Ellington adds to its NPL, servicing with Great Ajax acquisition

Ellington Financial's proposed acquisition of fellow real estate investment trust Great Ajax creates synergies for its nonperforming and reperforming mortgage loan portfolios as well as in servicing.

"We are extremely excited about the opportunity to add a significant portfolio of strategic assets, including over $1 billion of highly creditworthy first-lien residential RPL and NPL investments at attractive prices, which complement our existing investment portfolio nicely and align with our expertise and existing management platform," Laurence Penn, Ellington's CEO, said in a press release. "We believe that the benefits of this acquisition also include greater operating efficiencies, a larger market capitalization, and a closer relationship with Gregory Funding, Great Ajax's highly respected affiliated mortgage servicer."

Most of the RPLs and NPLs were financed through term, non-mark-to-market, non-recourse securitizations, which reduces volatility.

In addition, Ellington plans to replace some of the lower-yielding assets it will acquire and replace them using "higher-yielding strategies."

The all-stock transaction is valued at $172.5 million, pricing Great Ajax's shares at $7.33 each. Ellington will issue 12.5 million new shares of stock. Each share of Great Ajax will become 0.5308 shares of Ellington after the deal closes.

This is the second transaction Ellington has signed in a little over a month. It previously agreed at the end of May to buy Arlington Asset Investment in a stock and cash deal valued at approximately $154 million.

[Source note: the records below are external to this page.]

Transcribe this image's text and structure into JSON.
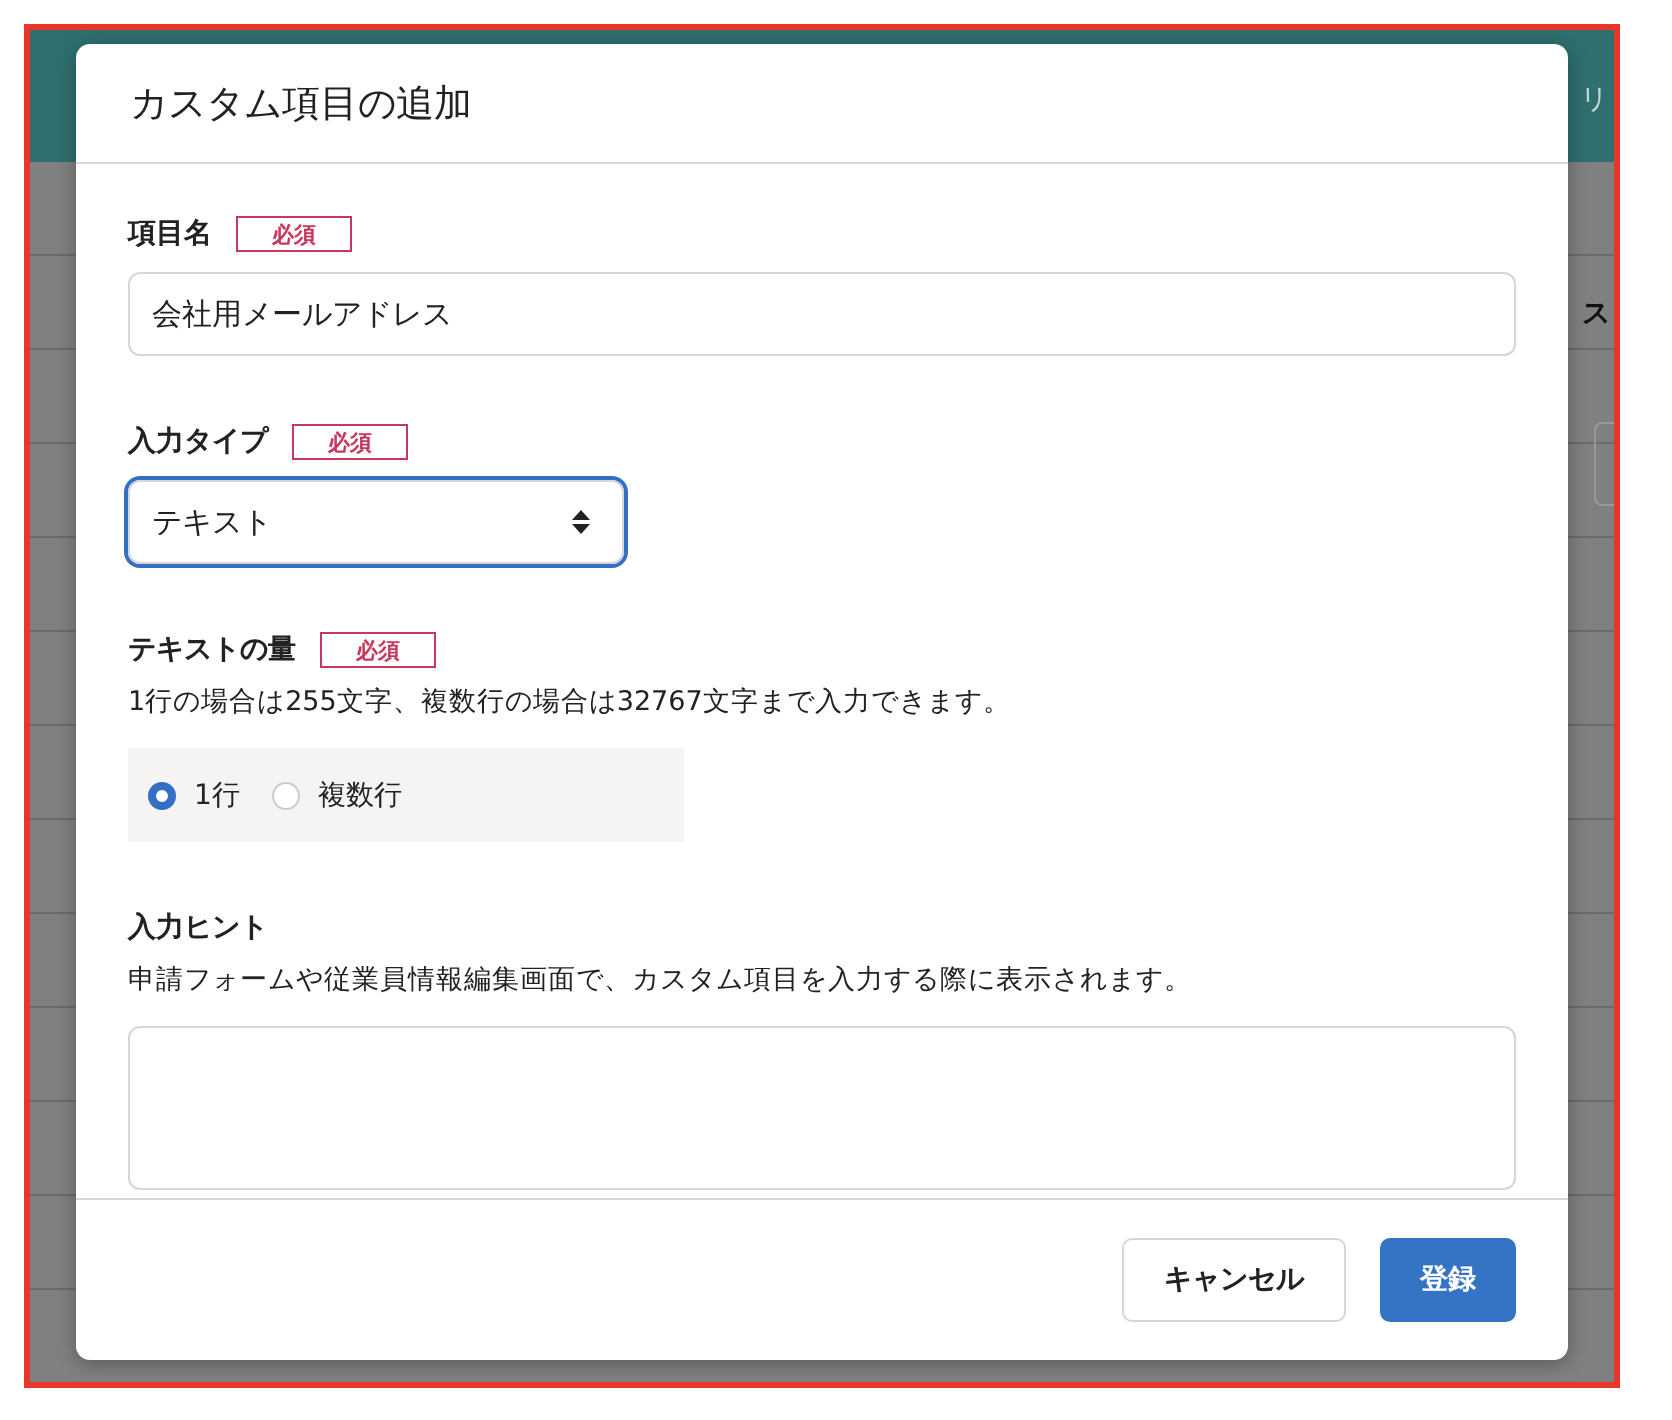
{
  "background": {
    "header_text": "リ",
    "column_text": "ス"
  },
  "dialog": {
    "title": "カスタム項目の追加",
    "fields": [
      {
        "kind": "text",
        "label": "項目名",
        "badge": "必須",
        "value": "会社用メールアドレス"
      },
      {
        "kind": "select",
        "label": "入力タイプ",
        "badge": "必須",
        "value": "テキスト",
        "focused": true
      },
      {
        "kind": "radio",
        "label": "テキストの量",
        "badge": "必須",
        "help": "1行の場合は255文字、複数行の場合は32767文字まで入力できます。",
        "options": [
          {
            "label": "1行",
            "selected": true
          },
          {
            "label": "複数行",
            "selected": false
          }
        ]
      },
      {
        "kind": "textarea",
        "label": "入力ヒント",
        "help": "申請フォームや従業員情報編集画面で、カスタム項目を入力する際に表示されます。"
      }
    ],
    "buttons": [
      {
        "label": "キャンセル",
        "kind": "secondary"
      },
      {
        "label": "登録",
        "kind": "primary"
      }
    ]
  }
}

Ellington is using the Arlington transaction to build its mortgage-servicing rights portfolio. Gregory, which does both residential and commercial servicing, is controlled by an affiliate of Great Ajax.

Excluding the deal with Arlington, Ellington shareholders will own 84% of the combination, with Great Ajax stockholders owning 16%. If the Arlington deal closes as expected, Great Ajax shareholders will control 14% of Ellington. 

Both transactions are positive for Ellington because they increase scale and market capitalization, said a Keefe, Bruyette & Woods report on the Great Ajax deal. KBW served as Ellington's financial advisor for this transaction.

"The increased scale should benefit operating efficiencies," Bose George, a KBW analyst, said in a research note. "In addition, the greater market capitalization should benefit the company's valuation, reflecting the fact that larger cap mortgage REITs are trading at premium price/book multiples relative to their smaller cap peers."

Penn will lead the combined company after both mergers, with co-Chief Investment Officers Michael Vranos and Mark Tecotzky, and Chief Financial Officer J.R. Herlihy staying in their current roles.

"We are pleased to combine our investment portfolios and create a company that we believe will be well positioned for growth and value creation," said Lawrence Mendelsohn, Great Ajax's chairman and CEO. "We look forward to working closely with the Ellington Financial team to complete the transaction and deliver value for our stockholders."

The merger price is significantly above where Great Ajax was trading recently. On June 30, before the deal was announced, it closed at $6.13 per share. When it was revealed prior to the stock market trading starting, Great Ajax opened at $6.79 and closed at $6.95.

The July 5 opening price was $6.87 per share. However, the 52-week high, reached last Aug. 2, was $11.21 per share.

Prior to Great Ajax, Mendelsohn was an executive at Wilshire Credit Corp., which he co-owned with Andrew Wiederhorn. The activities of both men at that company led to criminal convictions, with Mendelsohn pleading guilty to one count of filing a false tax return. He was sentenced to six months home confinement and ordered to pay restitution.

Besides KBW, Vinson & Elkins is Ellington's legal advisor.

Piper Sandler & Co. is the financial advisor for Great Ajax and Mayer Brown is legal advisor. The Great Ajax board appointed a special committee to discuss the transaction, with BTIG as its financial advisor and Sheppard Mullin LLP as legal advisor.

The participants aim to close this deal by the end of 2023.